EPM 3Q 2025 Net Income Drops 24% Year-on-Year
Medellin-based multinational electric-power generator-distributor and water/telecom/cable-TV/internet giant EPM on November 4 reported a 24% year-on-year drop in net income for third quarter (3Q) 2025, at COP$2.8 trillion (US$730 million).
Revenues also dipped 5% during 3Q 2025, to COP$29 trillion (US$7.56 billion), while earnings before interest, taxes, depreciation and amortization (EBITDA) fell 9%, to COP$8.5 trillion (US$2.2 billion).
EPM also transferred COP$2.25 trillion (US$586 million) to its 100% owner – the city of Medellin — “earmarked for strengthening social investment in the city,” according to the company.
“Net income distribution by segment was 50% in energy distribution, 43% in generation, 15% in water supply, sewerage, and wastewater management, 5% in [power] transmission, and 2% in natural gas,” according to the company.
“The debt/EBITDA ratio remained below the contractual limit of 3.5, with debt service coverage of 2.98 for the Group and 3.47 for EPM parent company.
“Although operations remain profitable, the decrease in margins and net income indicates increasing pressure on profitability and cash flow.
“The EPM Group operates in a complex and highly competitive regulatory environment, where service provision includes the need to guarantee supply reliability, efficient infrastructure, and rising costs, especially in remote areas.

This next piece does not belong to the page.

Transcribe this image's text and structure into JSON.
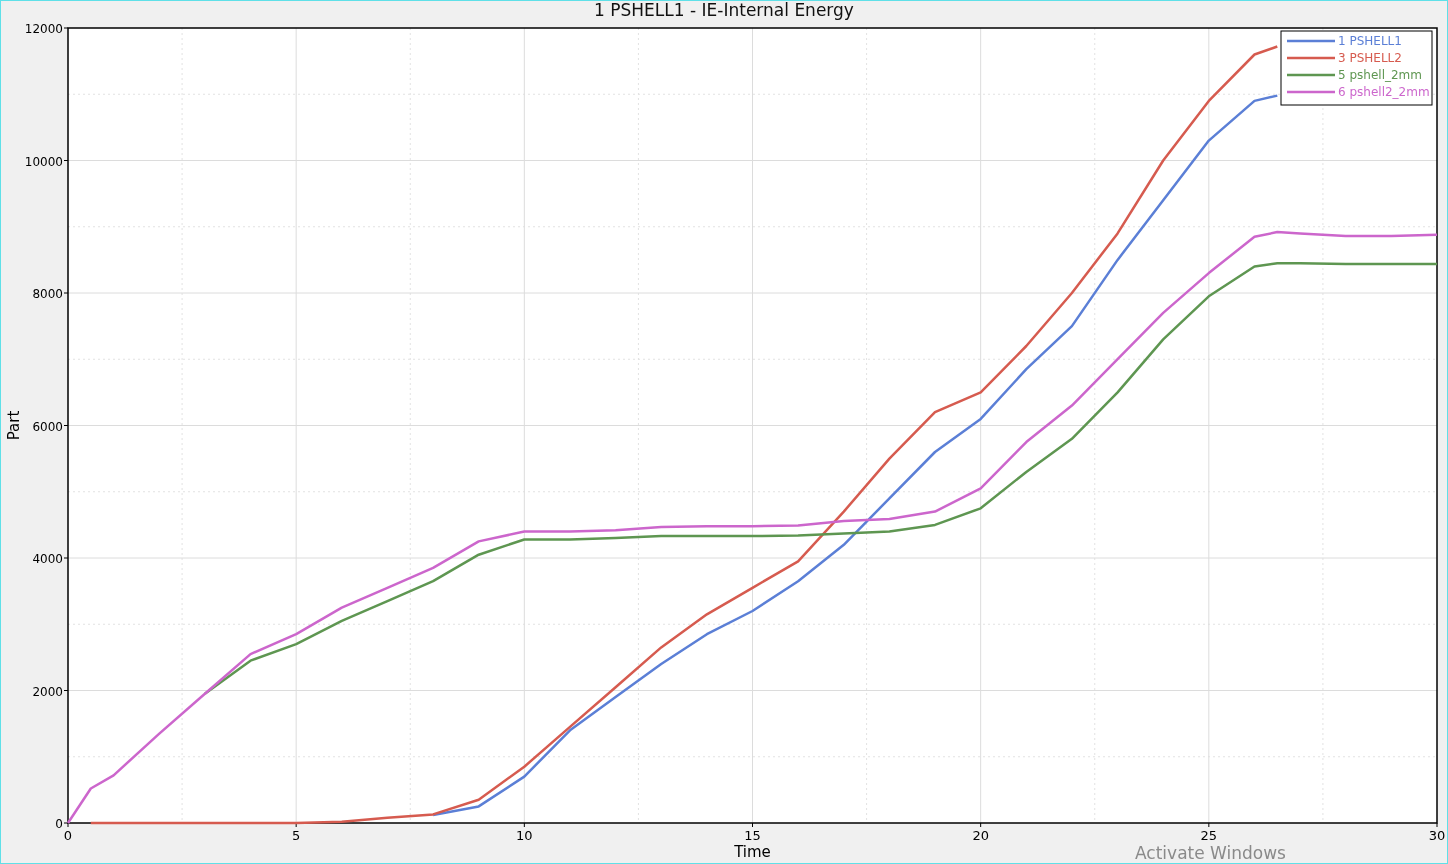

“Added to this are the lack of timely subsidy payments and the risk of losing [natural] gas self-sufficiency, affected since the previous year by the decline in the wholesale market, supply restrictions, lower consumption, and reduced tariffs.
“In this scenario, marked by high social investment and strategic projects such as [the 2.4-gigawatt hydroelectric project] Hidroituango, cash management becomes a determining factor to ensure sustainability and avoid risks in fulfilling commitments.
“In this context, the austerity measures adopted are not merely a response to a specific situation, but rather part of a strategic vision that seeks to strengthen the organization’s financial resilience in the face of potential adverse conditions in the economic environment,” the company added.
So far this year, EPM Group has allocated COP$3.2 trillion (US$834 million) to infrastructure projects “aimed at guaranteeing the quality, continuity, and coverage of public services for millions of people,” according to the company.
That total includes COP$711 billion [US$185 million] for Hidroituango, another COP$189 billion (US$49 million) for “power plant modernization,” plus COP$1.6 trillion (US$417 million) for energy distribution and marketing and COP$662 billion (US$172 million) for drinking-water supply, sewage, and solid waste management.
“These projects not only improve service delivery for current users but also prepare these regions for future generations, generating employment and well-being in Colombia, Chile, El Salvador, Guatemala, Mexico, and Panama,” the company added.